中国パンダ保護研究センター2019年生まれパンダの誕生日会

【あらまし】9月16日、中国パンダ保護研究センター神樹坪基地では2019年生まれのパンダの1歳の誕生日会。「汶汶」「山竹」「安安」「四海」と「林氷」の第二子が参加。2019年、同センターでは32頭のパンダ(そのうち双子が10組)が出生。2020年生まれのパンダたちは来年の春節前に公開予定。
【コメント】同基地では昨年末からiPanda上でライブカメラが導入され、ほぼ毎日拝見していたのはこの子たちでしょうか。本当に大きくなりました。写真はこちら()もどうぞ。
【パンダの名前】「汶汶」(Wèn wèn/ウェンウェン)・「山竹」(Shānzhú/シャンジュー)・「安安」(Ān'ān/アンアン)・「四海」(Sìhǎi/スーハイ)…いずれも2019年生まれ。「林氷」(林冰/Lín bīng/リンビン)…2009年タイ生まれの雌。

野生パンダ研究は、ジャイアントパンダの正常な繁殖能力を明らかに

【あらまし】1986年1月、『四川日報』紙上でパンダの繁殖能力の低さが論じられてから35年。

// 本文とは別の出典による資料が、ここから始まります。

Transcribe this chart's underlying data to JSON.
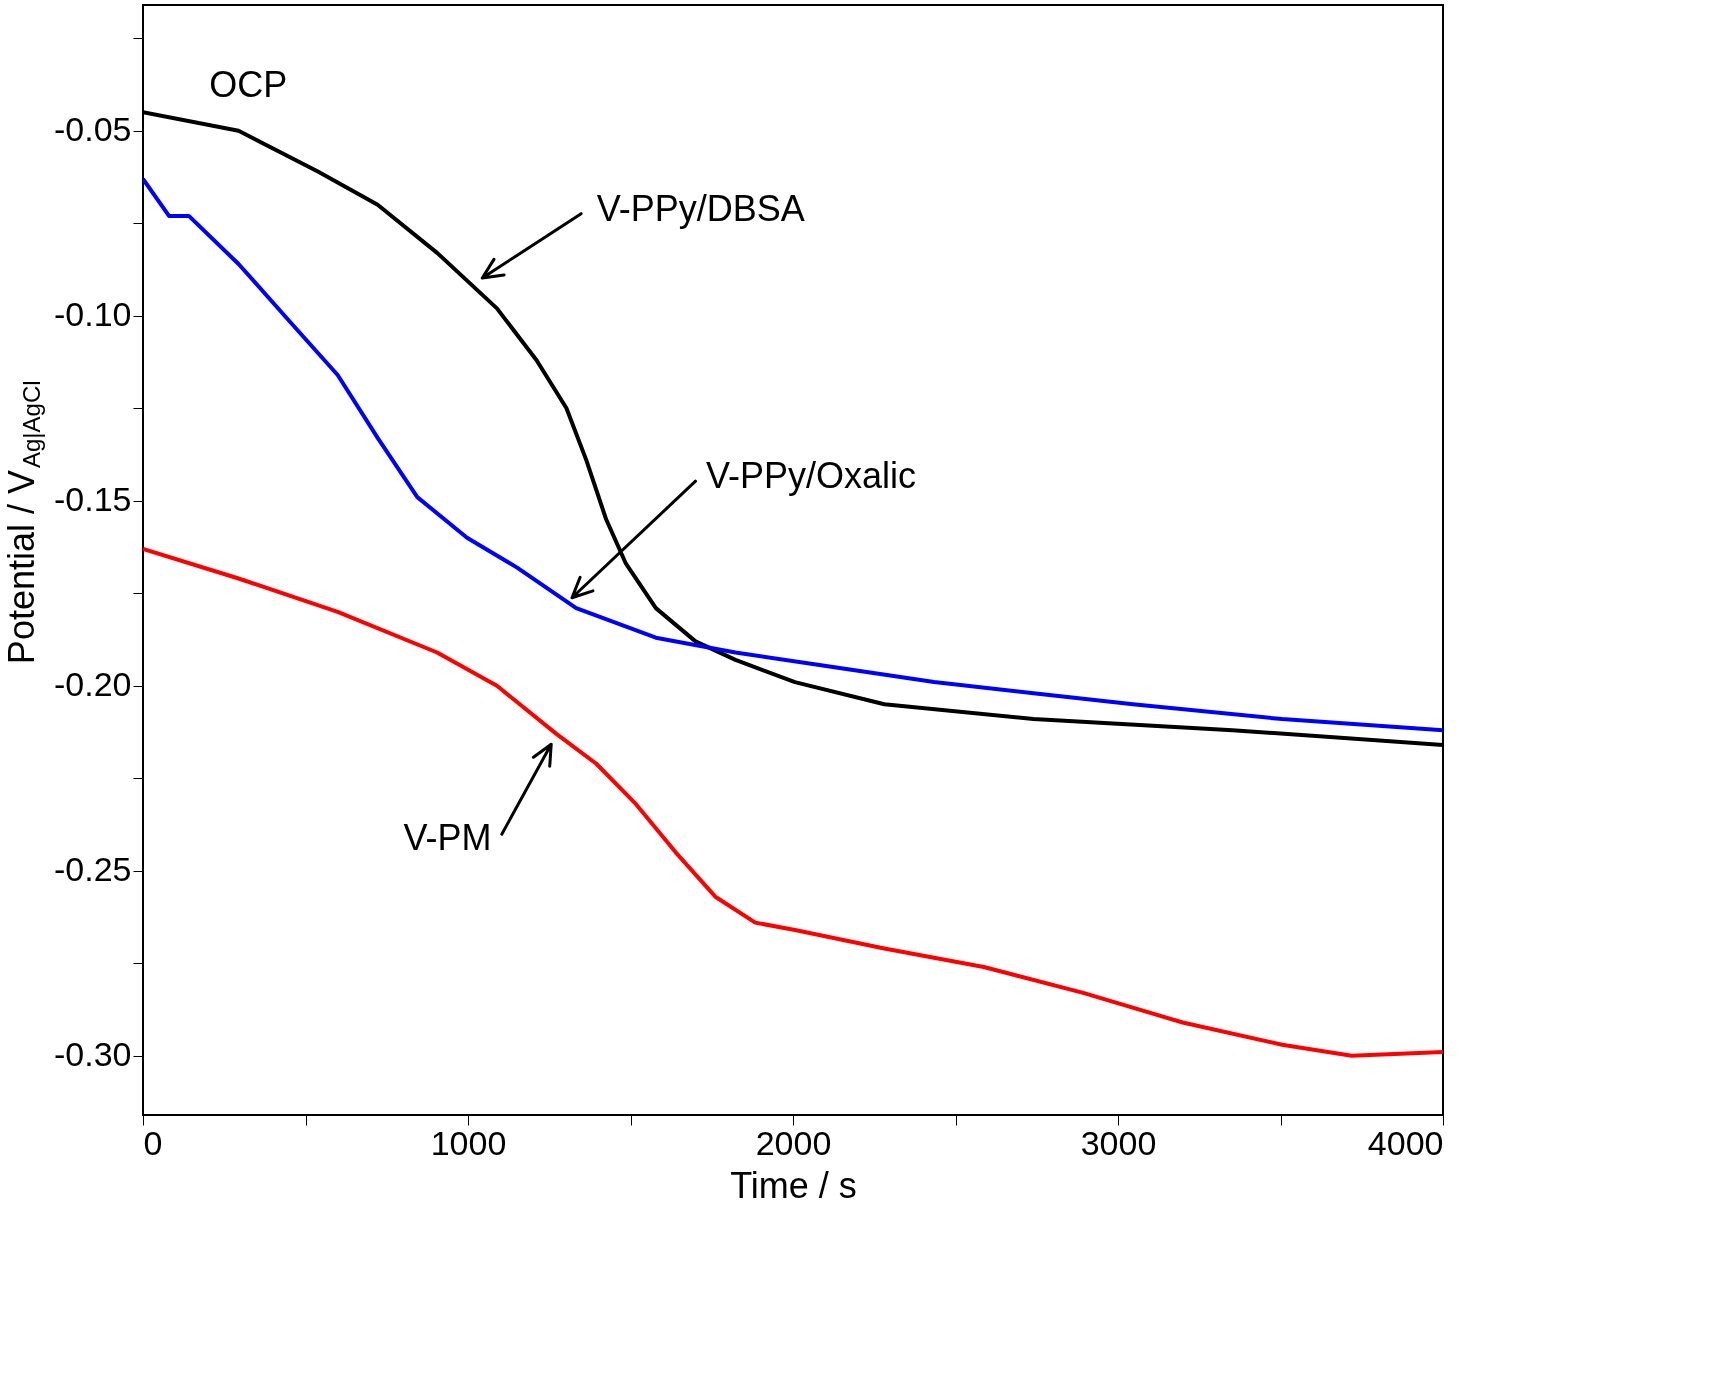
{
  "chart_data": {
    "type": "line",
    "xlabel": "Time / s",
    "ylabel": "Potential / V$_{Ag|AgCl}$",
    "xlim": [
      0,
      4000
    ],
    "ylim": [
      -0.316,
      -0.016
    ],
    "xticks": [
      0,
      {
        "value": 500,
        "label": null
      },
      1000,
      {
        "value": 1500,
        "label": null
      },
      2000,
      {
        "value": 2500,
        "label": null
      },
      3000,
      {
        "value": 3500,
        "label": null
      },
      4000
    ],
    "yticks": [
      {
        "value": -0.3,
        "label": "-0.30"
      },
      {
        "value": -0.275,
        "label": null
      },
      {
        "value": -0.25,
        "label": "-0.25"
      },
      {
        "value": -0.225,
        "label": null
      },
      {
        "value": -0.2,
        "label": "-0.20"
      },
      {
        "value": -0.175,
        "label": null
      },
      {
        "value": -0.15,
        "label": "-0.15"
      },
      {
        "value": -0.125,
        "label": null
      },
      {
        "value": -0.1,
        "label": "-0.10"
      },
      {
        "value": -0.075,
        "label": null
      },
      {
        "value": -0.05,
        "label": "-0.05"
      },
      {
        "value": -0.025,
        "label": null
      }
    ],
    "grid": false,
    "marker": "none",
    "line_style": "solid",
    "series": [
      {
        "color": "#000000",
        "x": [
          0,
          294,
          538,
          722,
          905,
          1089,
          1211,
          1303,
          1364,
          1425,
          1486,
          1578,
          1700,
          1823,
          2006,
          2281,
          2740,
          3352,
          4000
        ],
        "values": [
          -0.045,
          -0.05,
          -0.061,
          -0.07,
          -0.083,
          -0.098,
          -0.112,
          -0.125,
          -0.139,
          -0.155,
          -0.167,
          -0.179,
          -0.188,
          -0.193,
          -0.199,
          -0.205,
          -0.209,
          -0.212,
          -0.216
        ]
      },
      {
        "color": "#0000ff",
        "x": [
          0,
          80,
          141,
          294,
          446,
          599,
          722,
          844,
          997,
          1150,
          1333,
          1578,
          1823,
          2128,
          2434,
          2740,
          3046,
          3505,
          4000
        ],
        "values": [
          -0.063,
          -0.073,
          -0.073,
          -0.086,
          -0.101,
          -0.116,
          -0.133,
          -0.149,
          -0.16,
          -0.168,
          -0.179,
          -0.187,
          -0.191,
          -0.195,
          -0.199,
          -0.202,
          -0.205,
          -0.209,
          -0.212
        ]
      },
      {
        "color": "#ff0000",
        "x": [
          0,
          294,
          599,
          905,
          1089,
          1272,
          1394,
          1517,
          1639,
          1761,
          1884,
          2006,
          2281,
          2587,
          2893,
          3199,
          3505,
          3719,
          4000
        ],
        "values": [
          -0.163,
          -0.171,
          -0.18,
          -0.191,
          -0.2,
          -0.213,
          -0.221,
          -0.232,
          -0.245,
          -0.257,
          -0.264,
          -0.266,
          -0.271,
          -0.276,
          -0.283,
          -0.291,
          -0.297,
          -0.3,
          -0.299
        ]
      }
    ],
    "annotations": [
      "OCP",
      "V-PPy/DBSA",
      "V-PPy/Oxalic",
      "V-PM"
    ]
  }
}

最新の研究では、パンダの繁殖能力は他のクマ科の動物と同等であること、野生環境でパンダは複雄複雌の交配を行い、成年後は100%繁殖行為を行うこと、赤ちゃんの生存率は70-90%であることが明らかになった。飼育下ではお見合いしかできないため、自然本来の行為ではない。近年中国パンダ保護研究センターでも飼育環境を改善したところ、雌の発情率が90%以上に達した。野生環境でも、生息地が分断されることによる近親繁殖の問題がある。今後「ジャイアントパンダ国家公園」プロジェクトにより、野生パンダの個体群の保護地が整備されることが期待される。

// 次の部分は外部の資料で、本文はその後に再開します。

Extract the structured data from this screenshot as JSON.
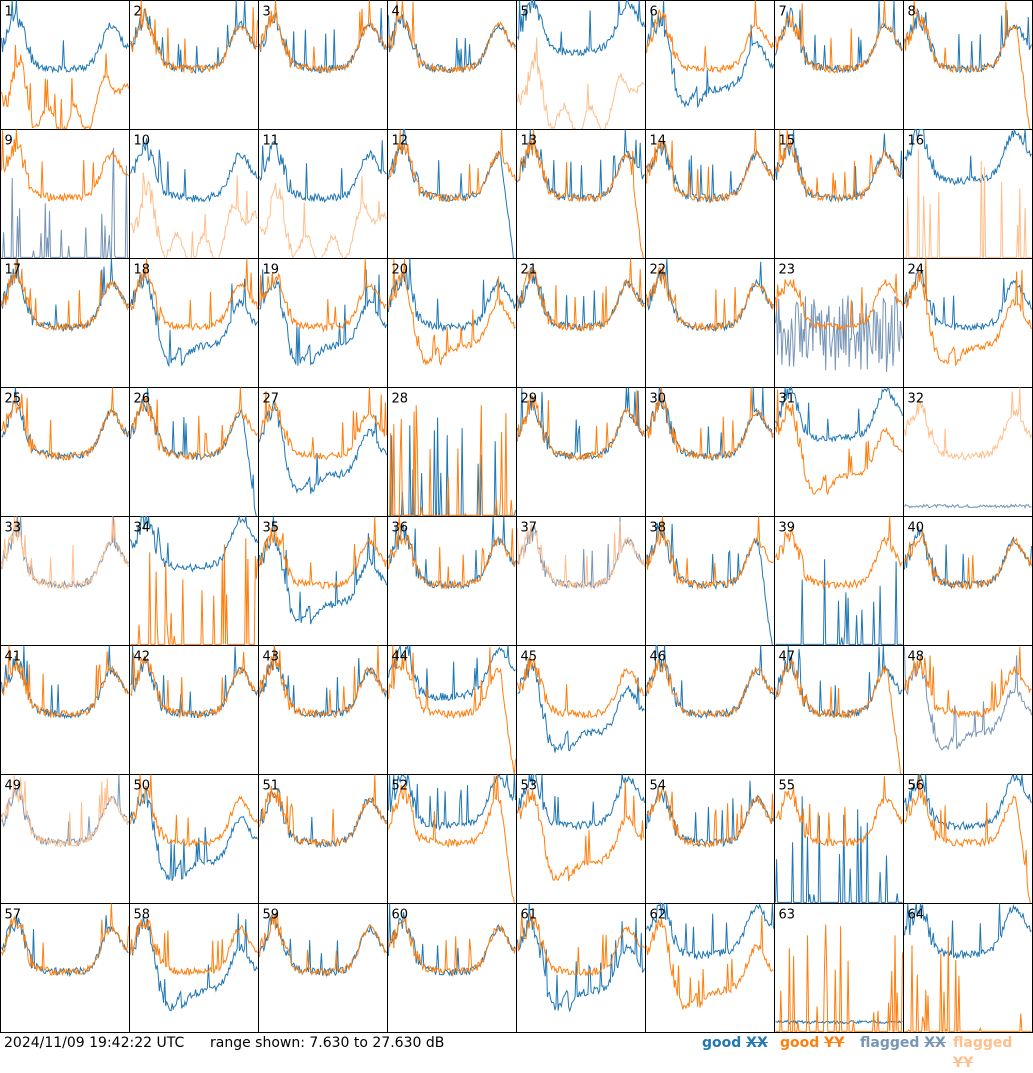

【コメント】1986年に指摘された現象は、飼育パンダの繁殖率が1/5以下であること、野外観察の結果、雄の二次性徴が不明で、雌への求愛に無関心であることでした。パンダが「性的に冷淡」とは現在の通説でもあるように思います。1986年当時は最初のパンダ基地が設立されてからまだ数年しか経っていませんので、本格的な研究も始まったばかりだったと推測されます。本来の環境に近づけることで、パンダが本来の行動を取り戻し、その結果従来のパンダのイメージが覆るのであれば、大歓迎ですね。動物園や基地でパンダを見られる現状は、本来あるべき環境への、通過点にすぎないのかもしれません。